Top score for Parra

Big honors aside, it’s interactions with students and the potential for impactful research that foster this faculty member’s drive to excel.
October 14th, 2016
Dr. Carlos Parra, second from left, receives the Leslie M. Salkin Achievement Award. Also pictured: Dr. Joseph Mellado, co-chair of the American Board of periodontology; Dr. Wayne Aldregd, immediate past president of the AAP; and Dr. Kent Palcanis, executive director of the ABP.

Dr. Carlos Parra, second from left, receives the Leslie M. Salkin Achievement Award. Also pictured: Dr. Joseph Mellado, co-vice chair of the American Board of Periodontology; Dr. Wayne Aldrege, immediate past president of the AAP; and Dr. Kent Palcanis, executive director of the ABP.

It’s a long way from Barcelona, Spain, but for Dr. Carlos Parra, the path to the U.S., and eventually, Dallas, has been one of professional growth and academic fulfillment. That journey recently included top honors from the certifying organization for periodontists.

The American Board of Periodontology hosts its oral exam just once a year, a rigorous three-hour process for each qualified candidate that entails detailed evaluation by four different examiners using objective criteria. With a score surpassing all 200 others who sat for the exam in May, Parra earned the Leslie M. Salkin Achievement Award, which he accepted in September at the American Academy of Periodontology’s annual meeting in San Diego.

“This is a prestigious award based on scoring designed to be very fair in an objective analysis that is truly an excellent test for certification,” says Dr. Jeffrey Rossmann, clinical professor in periodontics at Texas A&M College of Dentistry, who is currently serving a six-year term as an ABP director. The board established the achievement award after Salkin’s death in 2013 to honor his unparalleled 21 years of continuous participation in the board certification process.

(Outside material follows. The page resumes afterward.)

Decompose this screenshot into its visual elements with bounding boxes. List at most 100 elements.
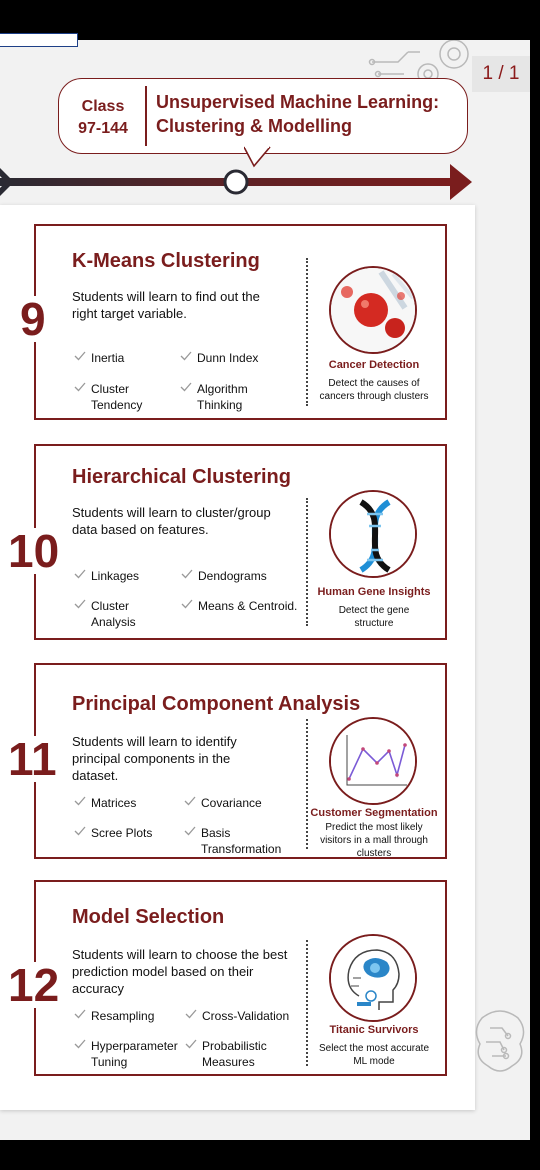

“We feel very fortunate to have Dr. Parra here in Dallas,” Rossmann says. “He’s not only bright, his personality has lent itself well to our department. He relates so well to students and faculty.”

Dr. Carlos Parra, clinical assistant professor in periodontics

Dr. Carlos Parra, clinical assistant professor in periodontics

As for Parra, a clinical assistant professor in the Department of Periodontics since November 2015, his career in academia began at the dental school he attended in Barcelona — where he earned a dental degree in 2009 and completed a fellowship in periodontics in 2010. That path continued its westerly course to Dallas after he completed specialty education at Tufts University School of Dental Medicine in 2015.

“I like to be teaching and doing research,” says Parra, whose mentor in Spain was also a Tufts-educated periodontist. “I decided it would be a good opportunity to grow by coming to the U.S.” When Parra completed graduate school at Tufts, the dental school in Dallas was a natural recommendation from faculty members with mutual connections.

“I enjoy working with the students. You have to think fast, and I like that,” continues Parra, who spends 60 to 70 percent of his campus time in the clinic with third- and fourth-year dental students. “I can feel the energy; it keeps me young.”

The balance of Parra’s time at the college is spent preparing and presenting lectures to students and working with his research mentor Dr. Thomas Diekwisch, department head of periodontics and director of the Center for Craniofacial Research and Diagnosis.

“I am interested in studying peri-implant diseases and periodontal regeneration,” Parra says. “Both offer lots of possibilities.”

Diekwisch is eager to see how the future unfolds.

“I am exhilarated and honored to have Carlos Parra on our faculty,” he says.